Mark got on the dolefulest, mournfulest look I ever saw.

“Mr. Skip,” says he, good and loud, so everybody could hear him, “can’t you give us a l-little time?”

“Not a day,” says Skip, snapping his jaws shut.

“I know we owe the money,” says Mark, “but we didn’t git it of you. You went out of your way to buy up that chattel mortgage. You did it just so as to bust up this b-b-business.” He didn’t say it mean, but just like he was almost ready to cry. Skip’s eyes was blinking with satisfaction.

“We can p-pay you part of it,” says Mark. “Won’t you give us time on the rest?”

“Not a minute,” says Skip.

“But, Mr. Skip, think about Mr. Smalley. He’s hurt and in the hospital. Think about Mrs. Smalley. This store is all they’ve got. Nobody knows what’ll h-happen to ’em if you don’t give us time.” He was saying this loud so everybody in the store could hear.

Skip looked around uneasy and says: “There hain’t no use hollerin’. This is private talk.”

“Maybe it is,” says Mark, but he didn’t lower his voice. “But what’re you g-goin’ to do? Like as not the Smalleys would have to go to the p-poor-farm or somethin’. You’ll git your money, Mr. Skip, if you’ll let us have a little time.”

“Not a minute,” says Skip, beginning to get mad.

“Then,” says Mark, “you want to hurt Mr. Smalley in the hospital, and fix it so his wife hasn’t got a cent to buy a meal? Do you want to do that, Mr. Skip?”

“I hain’t got nothin’ to do with that. The money’s due me and I need it. If you hain’t got it to pay I’m goin’ to take the stock.”
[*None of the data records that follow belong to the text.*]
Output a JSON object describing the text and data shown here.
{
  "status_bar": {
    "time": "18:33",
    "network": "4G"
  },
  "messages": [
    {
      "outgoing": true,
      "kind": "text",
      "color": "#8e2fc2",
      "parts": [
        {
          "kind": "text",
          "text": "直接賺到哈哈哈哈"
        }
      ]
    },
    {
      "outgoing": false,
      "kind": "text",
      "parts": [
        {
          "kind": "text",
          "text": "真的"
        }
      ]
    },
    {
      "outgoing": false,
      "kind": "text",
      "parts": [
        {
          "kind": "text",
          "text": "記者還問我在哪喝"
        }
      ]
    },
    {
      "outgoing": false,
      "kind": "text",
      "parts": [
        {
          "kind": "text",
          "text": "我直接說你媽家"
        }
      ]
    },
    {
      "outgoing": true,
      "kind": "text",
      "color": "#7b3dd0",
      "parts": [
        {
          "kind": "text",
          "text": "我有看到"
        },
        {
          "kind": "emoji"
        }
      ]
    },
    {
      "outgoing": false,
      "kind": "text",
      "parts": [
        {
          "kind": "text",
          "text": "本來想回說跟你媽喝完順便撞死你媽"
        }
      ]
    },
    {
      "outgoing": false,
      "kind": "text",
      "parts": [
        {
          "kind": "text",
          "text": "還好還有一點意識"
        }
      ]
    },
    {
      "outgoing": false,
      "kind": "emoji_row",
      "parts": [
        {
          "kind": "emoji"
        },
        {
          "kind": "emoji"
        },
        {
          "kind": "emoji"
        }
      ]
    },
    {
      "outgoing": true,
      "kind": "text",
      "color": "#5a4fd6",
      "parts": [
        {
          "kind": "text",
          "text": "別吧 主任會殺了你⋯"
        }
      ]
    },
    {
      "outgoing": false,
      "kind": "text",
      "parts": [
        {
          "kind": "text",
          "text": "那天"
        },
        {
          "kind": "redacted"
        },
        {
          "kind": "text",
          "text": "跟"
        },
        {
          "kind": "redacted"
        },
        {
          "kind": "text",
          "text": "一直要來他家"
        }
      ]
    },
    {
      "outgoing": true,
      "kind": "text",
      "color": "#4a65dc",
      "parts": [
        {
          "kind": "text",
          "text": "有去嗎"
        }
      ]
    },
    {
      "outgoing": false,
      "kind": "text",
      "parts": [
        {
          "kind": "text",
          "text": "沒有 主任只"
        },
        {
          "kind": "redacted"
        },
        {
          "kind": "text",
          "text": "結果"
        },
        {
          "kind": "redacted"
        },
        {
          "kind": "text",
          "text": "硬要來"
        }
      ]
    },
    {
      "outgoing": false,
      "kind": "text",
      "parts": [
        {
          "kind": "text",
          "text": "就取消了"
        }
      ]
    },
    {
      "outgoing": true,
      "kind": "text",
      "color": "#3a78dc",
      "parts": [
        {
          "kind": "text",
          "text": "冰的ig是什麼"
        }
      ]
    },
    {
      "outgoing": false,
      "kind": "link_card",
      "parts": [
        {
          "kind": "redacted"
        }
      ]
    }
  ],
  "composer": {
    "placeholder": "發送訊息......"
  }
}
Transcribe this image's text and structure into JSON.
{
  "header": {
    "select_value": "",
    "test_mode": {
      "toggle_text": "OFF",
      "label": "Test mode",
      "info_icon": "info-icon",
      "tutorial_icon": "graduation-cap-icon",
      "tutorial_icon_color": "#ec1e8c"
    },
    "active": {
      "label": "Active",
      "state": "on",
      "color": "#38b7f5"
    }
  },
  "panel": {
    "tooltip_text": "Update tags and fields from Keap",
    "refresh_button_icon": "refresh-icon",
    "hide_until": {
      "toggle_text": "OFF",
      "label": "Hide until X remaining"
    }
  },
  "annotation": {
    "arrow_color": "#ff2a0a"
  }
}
“You won’t take part and wait f-for the rest?”

“No,” says Skip.

“All right, then,” says Mark. “Friday’s the day, I expect. It’s perty hard on the Smalleys, though.”

Well, sir, you should have seen the customers that were hanging around with their mouths open. They were eying Skip like they thought he was the meanest man alive, and I could hear them saying things to each other under their breath. Skip was getting some fine advertising.

“What I want to know,” says Skip, “is, will you turn over the stock without a lot of officers and papers?”

“I don’t b-believe we can,” says Mark. “If you take this stock you got to take it the way the law says.... Now good-by, Mr. Skip. This store is ours till Friday, and if you so much as step a foot in it again till you c-come with the sheriff somethin’ will happen to you that’ll make you wish you’d fallen down a well.”

At that he turned his back and went behind the counter. Skip sneaked a look at the women and slunk out as fast as he could go.

When he was gone you should have heard those five women sail into him. My! the things they said about him! In another hour Wicksville would know just what had been said and just what those five women thought about it. Mark winked at me solemn. When the folks were gone he says:

“P-public opinion, Plunk. Ever hear of it?”

“Yes,” says I.

“I’m s-sickin’ it on Jehoshaphat. He’ll be a popular feller in Wicksville. Won’t he be popular, though!”

“What’s the idea?” says I. “Why didn’t you pay him his money and kick him out?”

“Because,” says he, “I want to make folks love him. I want to fix it so f-f-folks will go out of their way to buy from him. Do you think this fight’s over when the mortgage is paid? No, siree. We have got to get the business of this town and keep it away from Skip. When I’m through with Jehoshaphat Wicksville’s goin’ to think he’s about the meanest man that ever pinched a p-penny.”

“What next?” says I.

“A l-little advertisin’,” says he.

That afternoon he painted a lot of signs, big and little. Some were for the wagon, and Binney and Tallow were to drive it around town, banging on the drum. Others were for our windows and others were to tack up on fences. The one in our window says:

Jehoshaphat P. Skip holds a chattel mortgage on this stock. He bought it just to bust this business. He won’t give us time. Friday he’s going to seize the Bazar. Everybody come. At two o’clock. Come to see Jehoshaphat P. Skip foreclose his mortgage.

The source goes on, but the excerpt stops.